Are You Taking Showers Correctly?

This may seem like an odd question to ask, because how can someone take a shower “incorrectly”? By not turning on the water? Showering with their clothes on? Standing on their head?

The Today show did a poll last week, asking viewers (and the Today staff) which way they face when taking a shower. Twelve percent of respondents say they face the showerhead, 44 percent say they face away from the showerhead, and 45 percent say they rotate. I’m terrible at math, but I think that amounts to 101 percent?

A serious question: Isn’t “rotate” the only normal answer here? How do you take a complete shower if you only face the nozzle or only face away from it the whole time? Do people just wash and rinse one side of their body? I’ve never thought about it before, but after this poll I realize that, like most normal people, I rotate.

One away-nozzler (which I’m going to call them from now on), confused by the people who face the nozzle, asked how they breathe. Oh come on, it’s not like people who face the shower head stand in the stream the whole time with their mouths open.
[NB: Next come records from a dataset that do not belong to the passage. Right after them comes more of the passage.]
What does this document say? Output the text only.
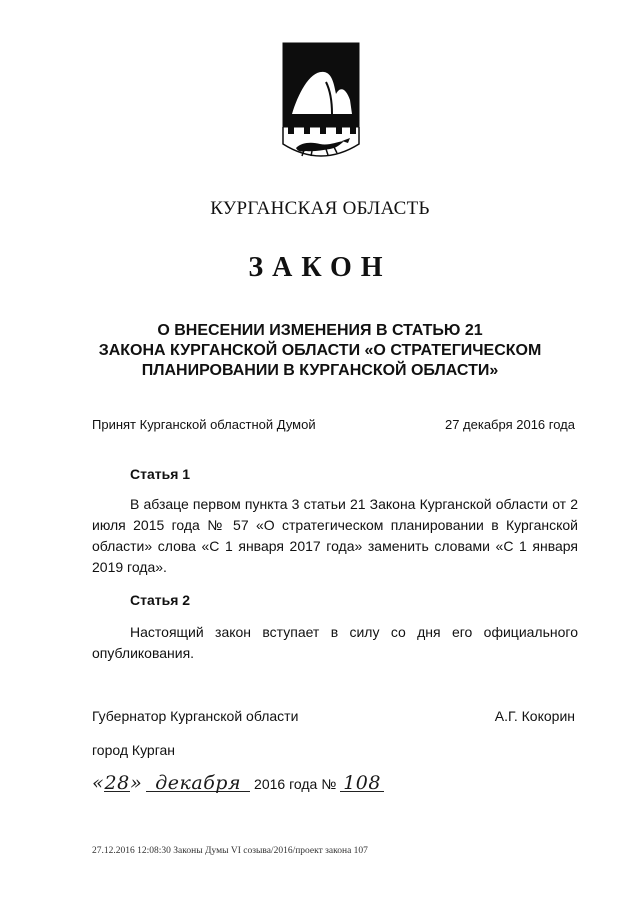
КУРГАНСКАЯ ОБЛАСТЬ
ЗАКОН
О ВНЕСЕНИИ ИЗМЕНЕНИЯ В СТАТЬЮ 21
ЗАКОНА КУРГАНСКОЙ ОБЛАСТИ «О СТРАТЕГИЧЕСКОМ
ПЛАНИРОВАНИИ В КУРГАНСКОЙ ОБЛАСТИ»
Принят Курганской областной Думой	27 декабря 2016 года
Статья 1
В абзаце первом пункта 3 статьи 21 Закона Курганской области от 2 июля 2015 года № 57 «О стратегическом планировании в Курганской области» слова «С 1 января 2017 года» заменить словами «С 1 января 2019 года».
Статья 2
Настоящий закон вступает в силу со дня его официального опубликования.
Губернатор Курганской области	А.Г. Кокорин
город Курган
«28» декабря 2016 года № 108
27.12.2016 12:08:30 Законы Думы VI созыва/2016/проект закона 107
Let us know in the comments below which way you stand (and I promise this is the last time I’ll ask you what you do without clothes on).


RIP Roy Dotrice, Richard Wilbur, Gord Downie, and Arthur Cinader

Roy Dotrice appeared in many movies and TV shows over the past seven decades. You may know him as Mozart’s father in Amadeus or as Jacob on the ’80s series Beauty and the Beast. His most recent role was on Game of Thrones. Dotrice died Monday at the age of 94.

Richard Wilbur won two Pulitzer Prizes for his poetry and served as the U.S. poet laureate in 1987-88. He died Saturday at the age of 96.

Gord Downie was the lead singer of The Tragically Hip, a band whose songs include “New Orleans Is Sinking,” “Ahead by a Century,” and “Highway Girl.” He died Tuesday at the age of 53.

Arthur Cinader founded J. Crew in 1983 and changed the way Americans dressed. He died last Wednesday at the age of 90.


This Week in History

P.G. Wodehouse Born (October 15, 1881)

I don’t know why I never knew that the P.G. stood for Pelham Granville, but you learn a lot reading the magazine you write for. That’s the name he used for his first story in The Saturday Evening Post in 1915, the first of many over the next 20 years.

I Love Lucy Premieres (October 15, 1951)

Did you know that the show opening we all know, the one with the big heart and the show/cast names in the middle, wasn’t the original opening? That was done later for daytime reruns. Here’s the opening from the very first episode.


This Week in Saturday Evening Post History: Picking Poindexter (October 17, 1959)

Picking Poindexter
Richard Sargent
October 17, 1959

This Richard Sargent cover depicts the totally realistic scene of two beautiful college coeds swooning over the nerdy guy reading a book instead of the hunky football player.

Ten seconds after this scene was painted, the football player beat up the other guy.


October Is National Caramel Month


Though the warm weather that I’ve been complaining about in this column continues in the northeast, I do want to start highlighting some cold weather-ish recipes. Since we’re in apple season and it’s National Caramel Month, it seems fitting to make caramel apples. I went with the Kraft recipe because that’s the one I remember from my childhood.

If you’re not a caramel apple type of person, how about this Pear-Caramel Pie, or this Salted Caramel Banana Pudding?

Maybe I shouldn’t ask this until we figure out the answer to the shower question, but do you say “car-a-mel” or “car-mel”? I think I just started another controversy.


Next Week’s Holidays and Events

United Nations Day (October 24)

As the official site says, U.N. Day marks the anniversary of the entry into force in 1945 of the U.N. Charter.

World Series Starts (October 24)

The team that will face the Los Angeles Dodgers hasn’t been established as I write this, so I’m just going to assume the Boston Red Sox found a way to turn back time, erase their losses, and make it in. First game airs on Fox at 8 p.m.